Could you use a summarize tool and concatenate the column without a delimiter? That would turn the entire column into one string which you could then use a text to columns tool to split to rows, use a multi-row tool to create kind of like a record ID that starts from 1 again once it increments up to the total number of desired columns, and then crosstab the data with this record ID as the headers. Then you could use a Dynamic Rename tool afterwards which would set the first row of data which contains your headers to be the actual column headers.
This example should work for your data. You may need to update the first multi-row tool to a different number than 5 if you have a different number of columns but that is a quick fix. This approach will accommodate any number of chunks. Workflow is attached.
Data in "chunks" as you mentioned:
Solution
Hi @fnkankeu
Can you provide this in excel and also can you show us how the 2nd chunk continuing the 1st chunk looks like.
We will be happy to help : )
Hi Brandon,
Thank you for your reply. It helped me a little bit. I will share with you a picture of a part of the new workflow I did based on your answer.
Like you can see on my workflow, I need to change the chunk number in the URL of the formula tool to make the call to receive each chunk of data. What I understand of your answer is that after each call, I should directly append the output of each chunk in a file and once the append of all the chunks is done, I read the file to make the data manipulation you explained in your first answer.
How can I append each chunk in a file since Alteryx only allow the overwriting of an CSV file.
Assuming I was able to append each chunk, how can I make sure that when I am reading the file, the appending process is over? I want to read the file in the same workflow as the appending process.
I hope I was clear.
Thanks for your help
Hi @fnkankeu how do you know how many chunks there are in a file?
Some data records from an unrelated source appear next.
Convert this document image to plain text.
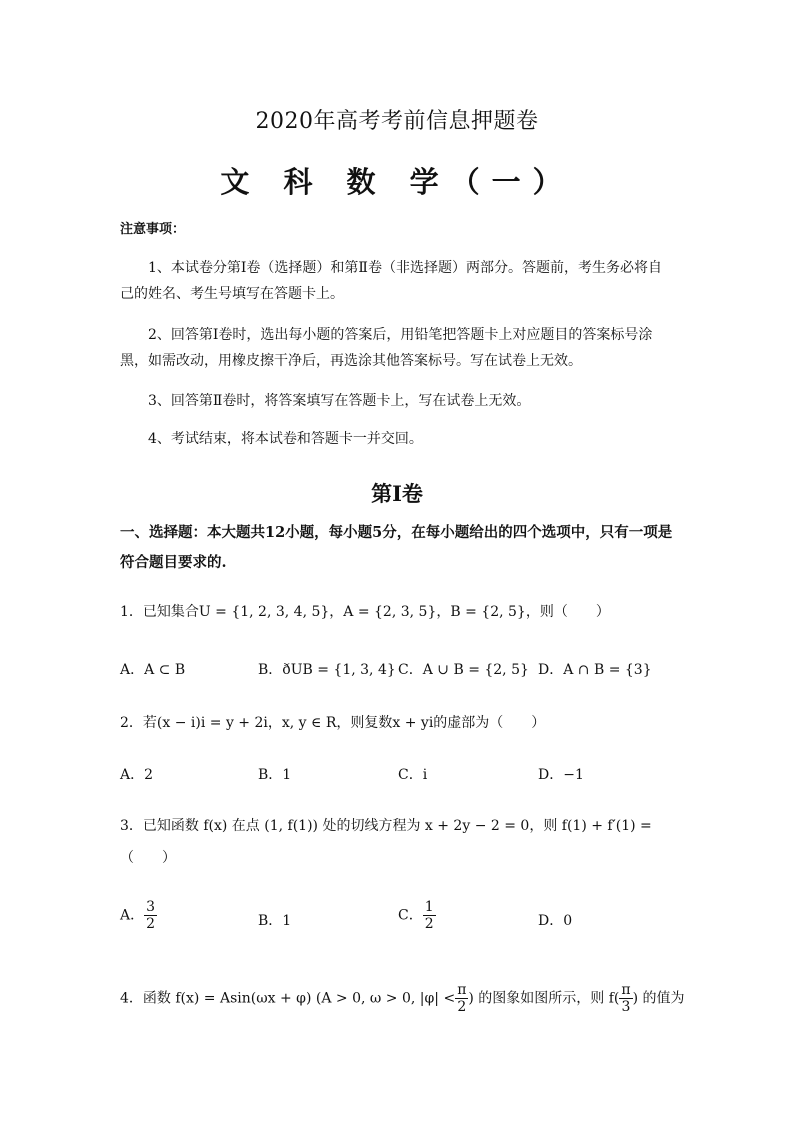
2020年高考考前信息押题卷
文 科 数 学（一）
注意事项：
1、本试卷分第Ⅰ卷（选择题）和第Ⅱ卷（非选择题）两部分。答题前，考生务必将自己的姓名、考生号填写在答题卡上。
2、回答第Ⅰ卷时，选出每小题的答案后，用铅笔把答题卡上对应题目的答案标号涂黑，如需改动，用橡皮擦干净后，再选涂其他答案标号。写在试卷上无效。
3、回答第Ⅱ卷时，将答案填写在答题卡上，写在试卷上无效。
4、考试结束，将本试卷和答题卡一并交回。
第Ⅰ卷
一、选择题：本大题共12小题，每小题5分，在每小题给出的四个选项中，只有一项是符合题目要求的.
1．已知集合U = {1, 2, 3, 4, 5}，A = {2, 3, 5}，B = {2, 5}，则（　　）
A．A ⊂ B	B．ðUB = {1, 3, 4} C．A ∪ B = {2, 5} D．A ∩ B = {3}
2．若(x − i)i = y + 2i，x, y ∈ R，则复数x + yi的虚部为（　　）
A．2	B．1	C．i	D．−1
3．已知函数 f(x) 在点 (1, f(1)) 处的切线方程为 x + 2y − 2 = 0，则 f(1) + f′(1) =
（　　）
A． $\frac{3}{2}$	B．1	C． $\frac{1}{2}$	D．0
4．函数 f(x) = Asin(ωx + φ) (A > 0, ω > 0, $|\varphi| < \frac{\pi}{2}$ ) 的图象如图所示，则 $f( \frac{\pi}{3}$ ) 的值为
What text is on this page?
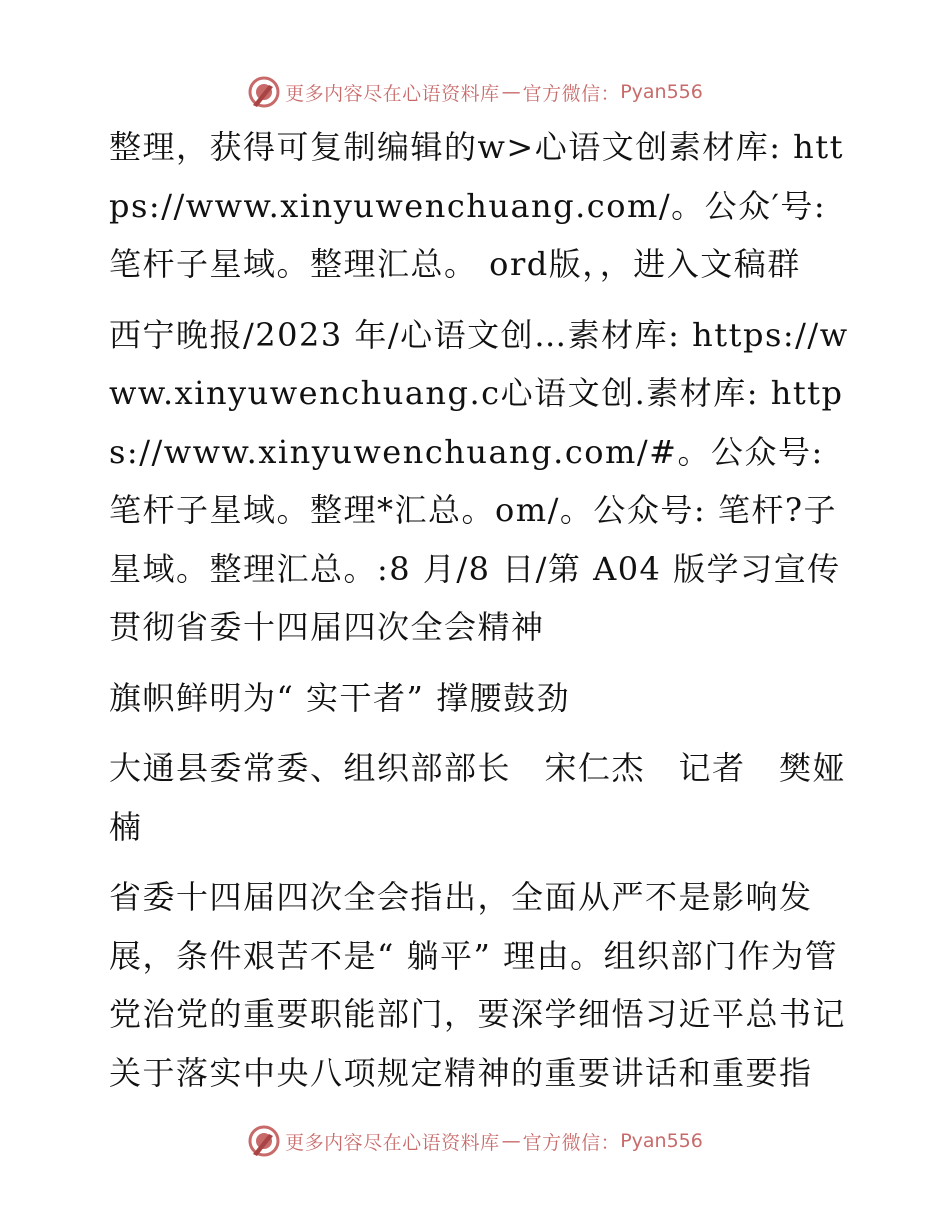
更多内容尽在心语资料库 — 官方微信： Pyan556

整理，获得可复制编辑的w>心语文创素材库: https://www.xinyuwenchuang.com/。公众′号: 笔杆子星域。整理汇总。 ord版，，进入文稿群

西宁晚报/2023 年/心语文创…素材库: https://www.xinyuwenchuang.c心语文创.素材库: https://www.xinyuwenchuang.com/#。公众号: 笔杆子星域。整理*汇总。om/。公众号: 笔杆?子星域。整理汇总。:8 月/8 日/第 A04 版学习宣传贯彻省委十四届四次全会精神

旗帜鲜明为“ 实干者” 撑腰鼓劲

大通县委常委、组织部部长　宋仁杰　记者　樊娅楠

省委十四届四次全会指出，全面从严不是影响发展，条件艰苦不是“ 躺平” 理由。组织部门作为管党治党的重要职能部门，要深学细悟习近平总书记关于落实中央八项规定精神的重要讲话和重要指

更多内容尽在心语资料库 — 官方微信： Pyan556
If there's a way of knowing before the download tool, then you could use a generate rows tool to make the requisite number of urls which would then pass through the download tool. After this you can do as @BrandonB suggested and concatenate all the downloaddatas (grouped by file name), so you get the full data per file.
If you can only know how many chunks there are by incrementing the chunk value until no data comes out, then you will probably have to make an iterative macro, so you can poll the API until the data runs out. After this point you can implement the concatenate method as before.
Hope that helps,
Ollie
@fnkankeu sorry, I would also add that you should sort your data by file name and chunk value before you concatenate it, as the download tool can output values in a slightly different order to its input (due to different response times along with the ability to have concurrent connections)
Hi @ollieClarke,
Yes there is a way to know how much chunk I have. You said "then you could use a generate rows tool to make the requisite number of urls which would then pass through the download tool."
Can you give me an example please of how to do that?
Thanks
Hi @fnkankeu
As I can see you are mentioning the chunk.
You can generate chunk number using generate rows tool like below and pass them through the download tool at once it can process multiple rows of request URLs like below
Hope this helps : )
Hey @fnkankeu sure 🙂
so here I started with a field telling me how many chunks (Num_Chunks)
As your chunks start from 0, I've assumed that 5 chunks would be the range 0-4. I set up the generate rows tool to create a new column (Chunk) like this:
which will generate every number between 0 and Num_Chunks-1
We can then create the url with a formula tool as you did
Hope that helps,
Ollie